History of Carnegie House

Over a century ago, a Scottish-American businessman and philanthropist, Andrew Carnegie, set out to enhance society by distributing his wealth to promote the access to knowledge of the ordinary members of the public. In the early 20th century, he donated £2,000 towards the cost of building a Public Library in Bridgend. Land was provided in Wyndham Street by the Earl of Dunraven who defrayed three quarters of the costs with the remaining quarter to be raised by public subscription.

The resulting building, in a renaissance Mannerist style, was started in 1906 and finished during 1907. It was built with Bath stone, red brick and blue forest stone as a Public Library in keeping with the Carnegie grant. It continued as a public library for 106 years and was designated a Grade II Listed Building around 1987.

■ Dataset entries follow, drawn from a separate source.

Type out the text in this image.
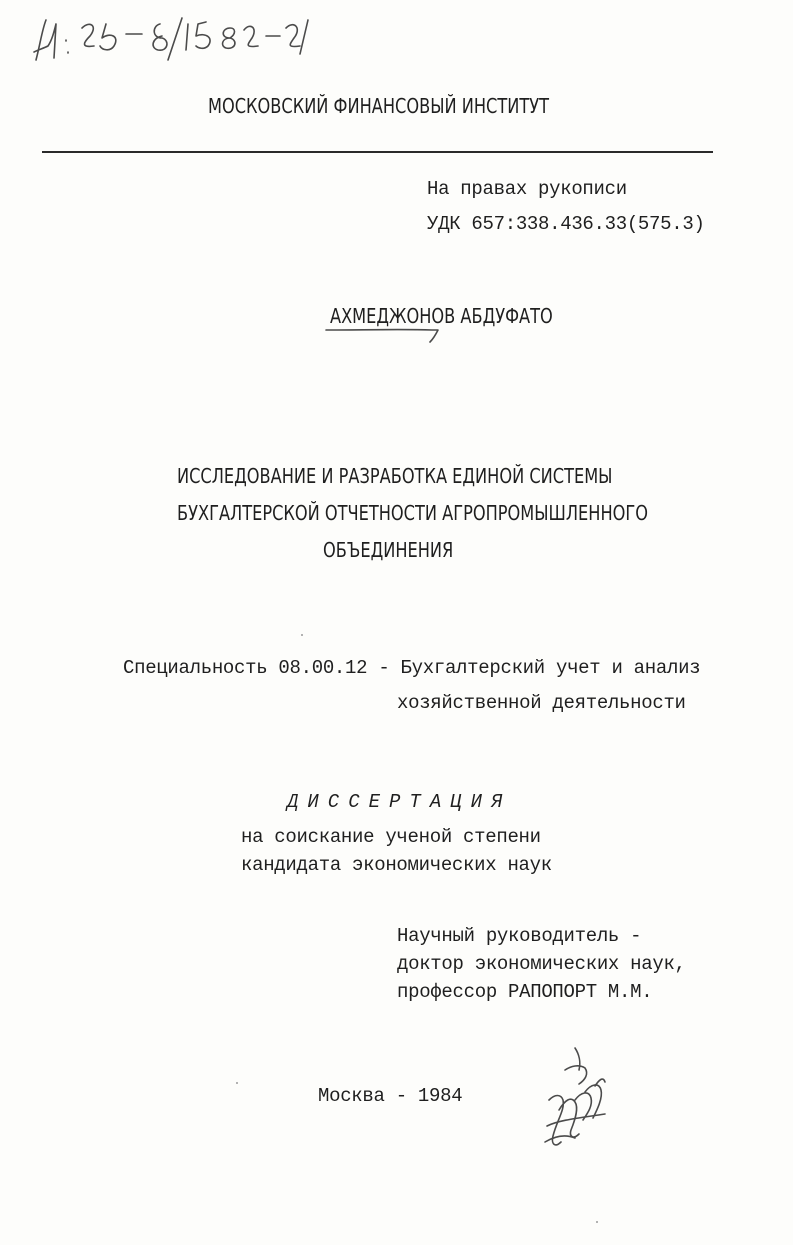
МОСКОВСКИЙ ФИНАНСОВЫЙ ИНСТИТУТ
На правах рукописи
УДК 657:338.436.33(575.3)
АХМЕДЖОНОВ АБДУФАТО
ИССЛЕДОВАНИЕ И РАЗРАБОТКА ЕДИНОЙ СИСТЕМЫ
БУХГАЛТЕРСКОЙ ОТЧЕТНОСТИ АГРОПРОМЫШЛЕННОГО
ОБЪЕДИНЕНИЯ
Специальность 08.00.12 - Бухгалтерский учет и анализ
хозяйственной деятельности
ДИССЕРТАЦИЯ
на соискание ученой степени
кандидата экономических наук
Научный руководитель -
доктор экономических наук,
профессор РАПОПОРТ М.М.
Москва - 1984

During 2013, local organisation Bridgend Arts Ltd approached Bridgend Town Council with a suggestion to use the former library building to develop an Arts Centre in Bridgend.

Bridgend Town Council formed a small group of Councillors headed by Cllr Bob Burns to discuss with BCBC the various options it could negotiate to take over the former Public Library. BCBC through it’s Cabinet agreed in July 2013 to “Pursuing a formal and endorsed proposal from Bridgend Town Council, in respect of the Library Building, Wyndham Street, Bridgend with a view to securing a civic and cultural hub…”

The negotiations were concluded in just five months; then commenced a hectic period of internal refurbishment, redecoration in accordance with Listed Building requirements (Edwardian colour scheme ‘blue and white’) whilst keeping and re-positioning the historic and culturally important features. The Town Council moved into the building in January 2014 taking the historic chamber seating, pictures and artefacts from the previous Council Chamber in Glanogwr.

To enhance the building’s future use as an Arts Centre, the Town Council invested in art displays systems for picture hanging, audio visual equipment and other equipment to provide a flexible infrastructure. It was foreseen that the Civic function would be placed on the first floor keeping the ground floor as a refurbished, accessible hall, suitable for events such as exhibitions, poetry evenings, theatre, music and workshops that endorsed public life and events.

During 2015, the Town Council through a Heritage Lottery grant, in partnership with BCBC, carried out refurbishment to the front elevation of the building to ensure, the nearly 110 year old building is restored and for another 100 years of public service.